Was bedeutet das Klimaschutz-Abkommen von Paris aus ökonomischer Sicht?

Report International Renewable Energy Agency

Das in Paris erzielte Abkommen ist ein Meilenstein für den Klimaschutz; aber wie sehen die ökonomischen Folgen aus? Die Internationale Agentur für Erneuerbare Energien hat die erste Studie zur Quantifizierung von makroökonomischen Folgen einer Verdoppelung des globalen Anteils an erneuerbaren Energien bis 2030 berechnet. Laut der Studie können Investitionen in erneuerbare Energien ein spürbares globales Wachstum, Wohlstandsgewinn, und eine Vielzahl neuer Stellen schaffen.

Report: Renewable Energy Benefits: Measuring the Economics: Was bedeutet das Klimaschutz-Abkommen von Paris aus ökonomischer Sicht?

Um das zwei Grad Ziel zu erreichen, müssen die erneuerbaren Energien schnell und intensiv ausgebaut werden. Die Konsequenzen eines solchen Umbaus der Energiesysteme für die Weltwirtschaft und für den globalen Handel werden im kürzlich publizierten Bericht «Renewable Energy Benefits: Measuring the Economics» von der Internationalen Agentur für Erneuerbare Energien IRENA beleuchtet.

Laut der Studie könnte das globale BIP durch die weltweite Verdoppelung des Anteils von erneuerbaren Energien bis 2030 um bis zu 1.1 % und der weltweite Wohlstand um bis zu 3.7 % steigen. Ausserdem könnten weltweit über 24 Millionen Arbeitsstellen generiert werden.
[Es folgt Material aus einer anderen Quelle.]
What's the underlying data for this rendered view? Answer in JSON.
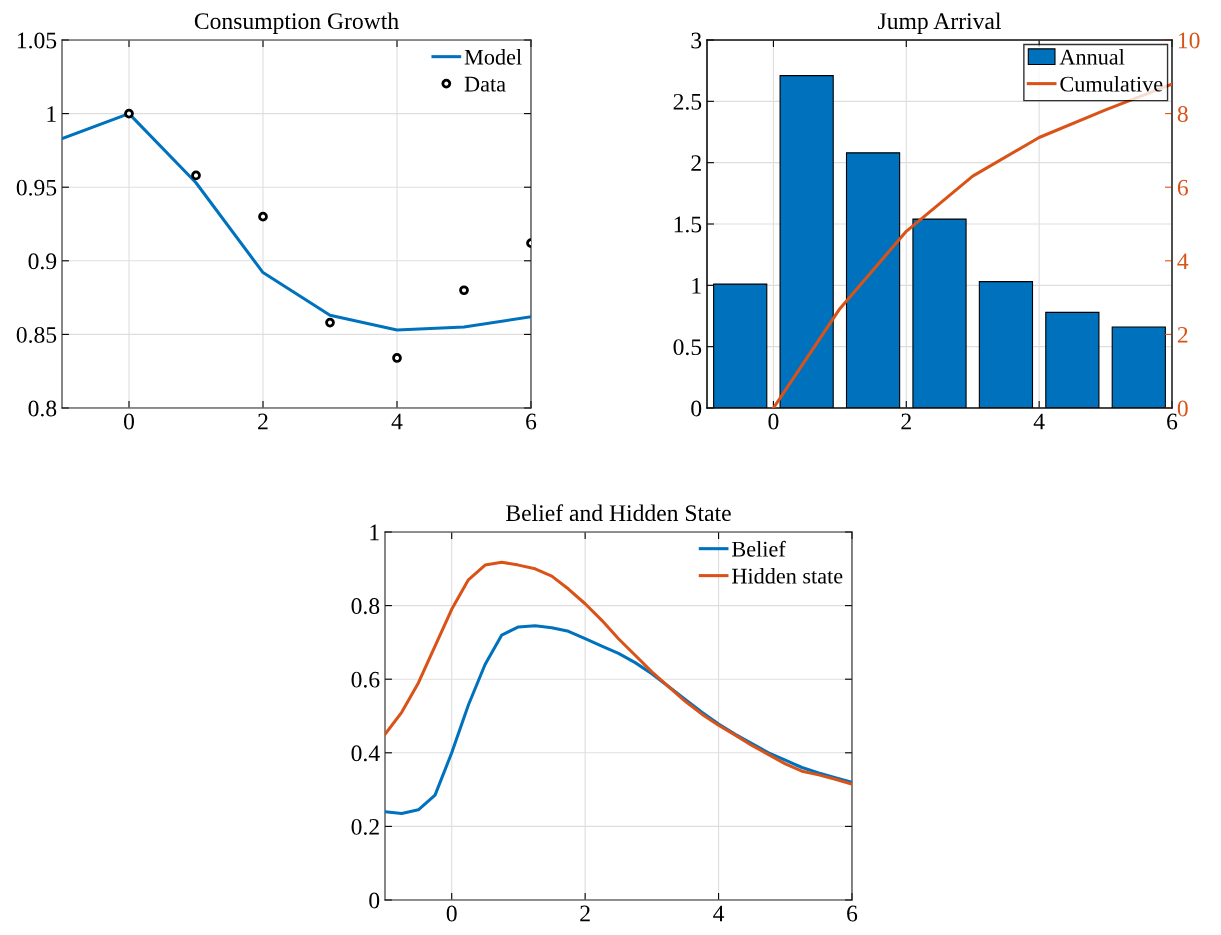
{
  "chart_data": [
    {
      "type": "line",
      "title": "Consumption Growth",
      "xlim": [
        -1,
        6
      ],
      "xticks": [
        0,
        2,
        4,
        6
      ],
      "ylim": [
        0.8,
        1.05
      ],
      "yticks": [
        0.8,
        0.85,
        0.9,
        0.95,
        1,
        1.05
      ],
      "grid": true,
      "legend": "top right",
      "series": [
        {
          "name": "Model",
          "type": "line",
          "color": "#0072bd",
          "marker": "none",
          "x": [
            -1,
            0,
            1,
            2,
            3,
            4,
            5,
            6
          ],
          "values": [
            0.983,
            1.0,
            0.953,
            0.892,
            0.863,
            0.853,
            0.855,
            0.862
          ]
        },
        {
          "name": "Data",
          "type": "scatter",
          "color": "#000000",
          "marker": "circle",
          "x": [
            0,
            1,
            2,
            3,
            4,
            5,
            6
          ],
          "values": [
            1.0,
            0.958,
            0.93,
            0.858,
            0.834,
            0.88,
            0.912
          ]
        }
      ]
    },
    {
      "type": "bar",
      "title": "Jump Arrival",
      "xlim": [
        -1,
        6
      ],
      "xticks": [
        0,
        2,
        4,
        6
      ],
      "ylim": [
        0,
        3
      ],
      "yticks": [
        0,
        0.5,
        1,
        1.5,
        2,
        2.5,
        3
      ],
      "y2lim": [
        0,
        10
      ],
      "y2ticks": [
        0,
        2,
        4,
        6,
        8,
        10
      ],
      "grid": true,
      "legend": "top right",
      "series": [
        {
          "name": "Annual",
          "type": "bar",
          "color": "#0072bd",
          "x": [
            -0.5,
            0.5,
            1.5,
            2.5,
            3.5,
            4.5,
            5.5
          ],
          "values": [
            1.01,
            2.71,
            2.08,
            1.54,
            1.03,
            0.78,
            0.66
          ]
        },
        {
          "name": "Cumulative",
          "type": "line",
          "axis": "y2",
          "color": "#d95319",
          "x": [
            0,
            1,
            2,
            3,
            4,
            5,
            6
          ],
          "values": [
            0,
            2.7,
            4.8,
            6.3,
            7.35,
            8.1,
            8.8
          ]
        }
      ]
    },
    {
      "type": "line",
      "title": "Belief and Hidden State",
      "xlim": [
        -1,
        6
      ],
      "xticks": [
        0,
        2,
        4,
        6
      ],
      "ylim": [
        0,
        1
      ],
      "yticks": [
        0,
        0.2,
        0.4,
        0.6,
        0.8,
        1
      ],
      "grid": true,
      "legend": "top right",
      "series": [
        {
          "name": "Belief",
          "color": "#0072bd",
          "x": [
            -1,
            -0.75,
            -0.5,
            -0.25,
            0,
            0.25,
            0.5,
            0.75,
            1,
            1.25,
            1.5,
            1.75,
            2,
            2.25,
            2.5,
            2.75,
            3,
            3.25,
            3.5,
            3.75,
            4,
            4.25,
            4.5,
            4.75,
            5,
            5.25,
            5.5,
            5.75,
            6
          ],
          "values": [
            0.24,
            0.235,
            0.245,
            0.285,
            0.4,
            0.53,
            0.64,
            0.72,
            0.742,
            0.745,
            0.74,
            0.73,
            0.71,
            0.69,
            0.67,
            0.645,
            0.615,
            0.58,
            0.545,
            0.51,
            0.478,
            0.45,
            0.425,
            0.4,
            0.38,
            0.36,
            0.345,
            0.332,
            0.32
          ]
        },
        {
          "name": "Hidden state",
          "color": "#d95319",
          "x": [
            -1,
            -0.75,
            -0.5,
            -0.25,
            0,
            0.25,
            0.5,
            0.75,
            1,
            1.25,
            1.5,
            1.75,
            2,
            2.25,
            2.5,
            2.75,
            3,
            3.25,
            3.5,
            3.75,
            4,
            4.25,
            4.5,
            4.75,
            5,
            5.25,
            5.5,
            5.75,
            6
          ],
          "values": [
            0.45,
            0.51,
            0.59,
            0.69,
            0.79,
            0.87,
            0.91,
            0.918,
            0.91,
            0.9,
            0.88,
            0.845,
            0.805,
            0.76,
            0.71,
            0.665,
            0.62,
            0.58,
            0.54,
            0.505,
            0.475,
            0.448,
            0.42,
            0.395,
            0.37,
            0.35,
            0.34,
            0.328,
            0.315
          ]
        }
      ]
    }
  ]
}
Der beschleunigte Umstieg auf erneuerbare Energien wirkt sich laut der Studie in den meisten Länder positiv auf Wirtschaft und Beschäftigung aus. Die Haupteffekte sind zusammengefasst:

  • Wirtschaftswachstum
  • Gesteigerter Wohlstand
  • Weniger Energieimporte
  • Zuwachs an Arbeitsplätzen
  • Chancen für Geschäftsmodelle und lokale Aktivitäten für die Elektrifizierung von Schwellen- und Entwicklungsländer
Im Vorteil sind Länder, die schon eine starke Erneuerbare Industrie besitzen. Umgekehrt leiden jene Länder, die stark von fossilen Energien abhängig sind, wie z.B. Saudi-Arabien, Venezuela oder Russland.